Notice I wrote, “I…put it on the…shelf,” because the Trinity didn’t like it “on the shelf” and started showing up everywhere in my life — in the Celtic mythology that I grew to love, in the lives of saints I admire, in the name of a local church that means a lot to me, in my strange but growing affinity for groups of three.
I lack the patience of careful observation and tailored precision toward proper iotas that’s needed to excel in the important field of academic theology. But I do notice when a common thread connects with my interests in literature, philosophy, theology and praxis.
The more accessible God as Three in One felt to me, the less I needed to label the Trinity as “Fragile.” Then, recently, a friend recommended a couple books that happened to be about the Trinity, our church went through a discernment process that included writing a simple statement on our understanding of God, I attended a conference for spiritual directors on, you guessed it, the nature of the Trinity, and my oldest daughter started reading The Shack. (No, we haven’t seen the movie yet.)

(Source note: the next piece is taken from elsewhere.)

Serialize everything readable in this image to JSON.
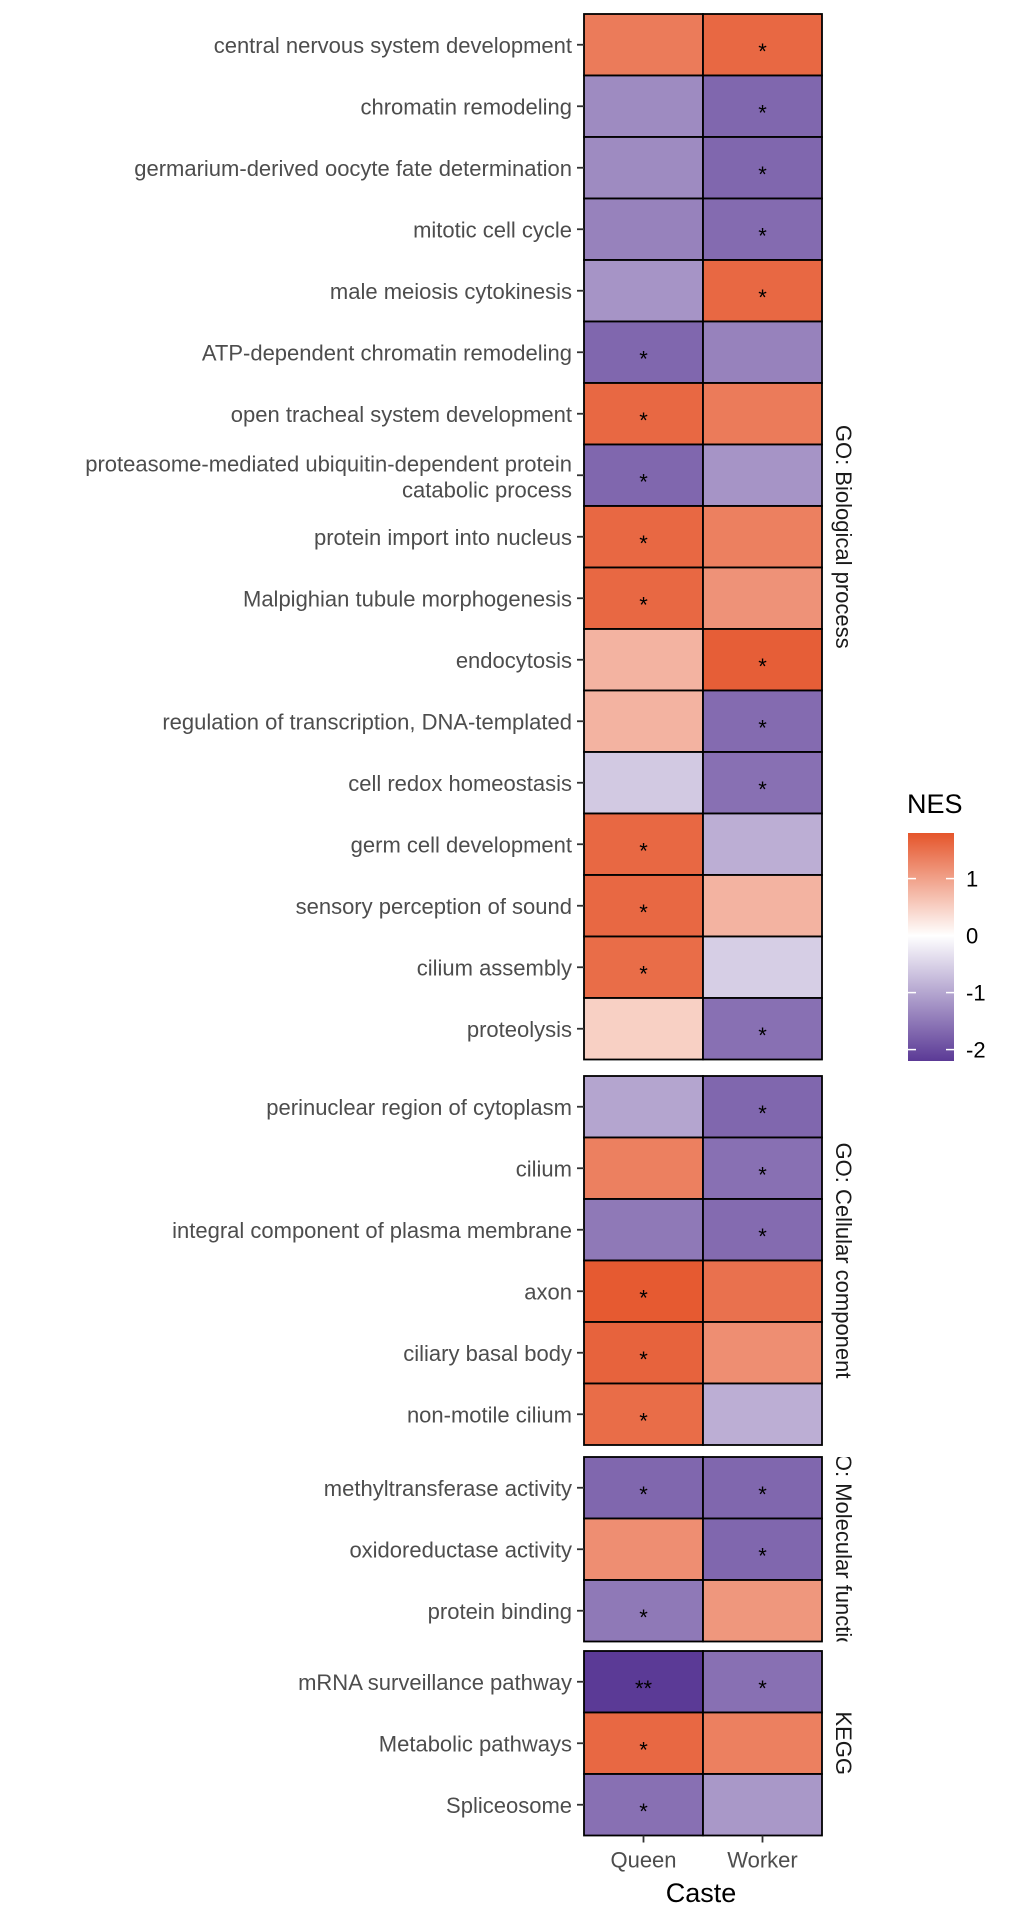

So I said to myself, “I’m sensing a theme here.” I read the books my friends suggested and I’ve reflected on the conference I attended, and now I regret all the years I’ve avoided engaging with God as Trinity. Like Linus from Peanuts, with his blue security blankey, I’ve even taken to carrying around in my satchel copies of trinitarian icons from Christian history. Somehow they help me remember that love in dynamic relationship is at the core of all life and reality, even as hate and fear seem to rule the world, that everything is alright, even when I don’t understand why things are the way they are, and that everything is going to be made right, even when that seems impossible.
If you’d like to explore God as Trinity, I highly recommend:
- God, Sexuality and the Self: An Essay ‘On the Trinity’ by British systematic theologian Sarah Coakley,
- The Holy Trinity and the Law of Three: Discovering the Radical Truth at the Heart of Christianity by American Episcopal priest Cynthia Bourgeault, and,
- The Divine Dance: The Trinity and Your Transformation by Franciscan priest Richard Rohr.